Marden described the state law allowing municipalities to prohibit personal watercraft from bodies of water within their boundaries as “unduly arbitrary.” The ban on Lake St. George was enacted at the 2005 town meeting.
Haskell, 54, of Camden, who owns property on Lake St. George, intentionally set out to challenge the town’s ban that summer. He succeeded at 1:50 p.m. July 3, 2005, when game warden Mark Merrifield, who was patrolling the lake in his boat, observed Haskell riding his Sea-Doo.
Merrifield was aware that the town prohibited personal watercraft on the lake, and when he approached Haskell, Haskell told him he disagreed with the ban and asked to be issued a ticket. Haskell told Merrifield he wanted “to contest the law and fight it,” according to court documents.
During the trial, witnesses testified that inboard and outboard motors were allowed on the lake and that many were much louder than personal watercraft motors.
Merrifield and other wardens testified that they use personal watercraft for patrols and that they generally make a smaller wake. Merrifield testified that jet-powered boats were not banned from the lake and that Lake St. George was also used by seaplanes.
Also entered as evidence was a New Jersey newspaper article describing sound tests of personal watercraft and powerboats that concluded that the “water jets” were more quiet. Noise tests conducted by the New Jersey State Police Marine Law Enforcement Bureau reached similar conclusions, according to the ruling. Also presented as evidence was an Environmental Protection Agency finding that personal watercraft emissions were lower than outboard motors of similar power.
Documentation from Florida that indicated that “flushing distances” of watercraft on waterfowl showed that 65 percent of the species studied showed no difference in flush distance by the approach of either a powerboat or personal watercraft.
“Despite their reputation for noise and wildlife disturbance, the direct approach of a personal watercraft rarely elicited a greater flush distance. Rather, where there was a significant difference in the flush distance, the conventional outboard powered boat most often exhibited the larger flush distances,” according to the study.
Justice Marden noted that the state has many laws in place that govern the operation of all types of watercraft.
In his ruling Marden stated that “the threat to the public welfare is created not by the instrument, the boat, but by the nature of its operation.” He stated that “the unrebutted information is that when a personal watercraft is operated responsibly, not in violation of the many rules and regulations regarding such personal watercraft, it is not more dangerous to the environment, to wildlife and to others than powered boats, snowmobiles or marine aircraft.”

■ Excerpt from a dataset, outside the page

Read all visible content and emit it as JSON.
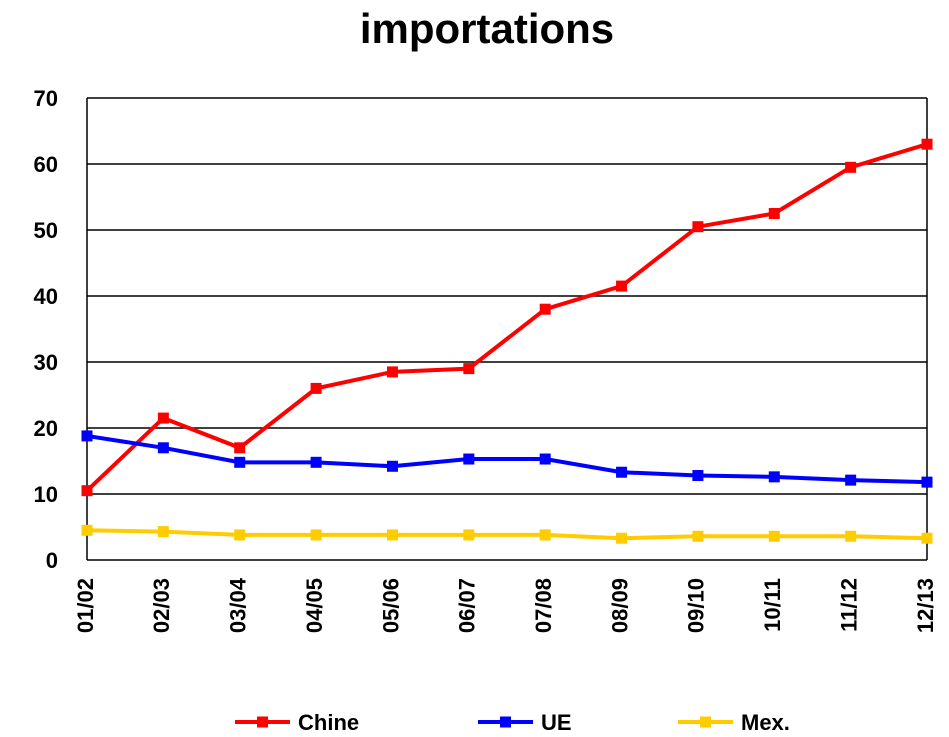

Marden also noted a 1919 Supreme Court opinion that clarified the “right of the individual to fish and fowl” on the state’s great ponds “provided he can do so without committing trespass.” It also established the “right of boating, baiting, cutting ice” as public purposes. Boating was a “fundamental right,” Marden ruled.
“The state argues that the defendant has the right to fish or fowl but not for recreation,” Marden wrote. “The argument is irrelevant. The fundamental right is for boating whether it is for recreation or any other purpose.”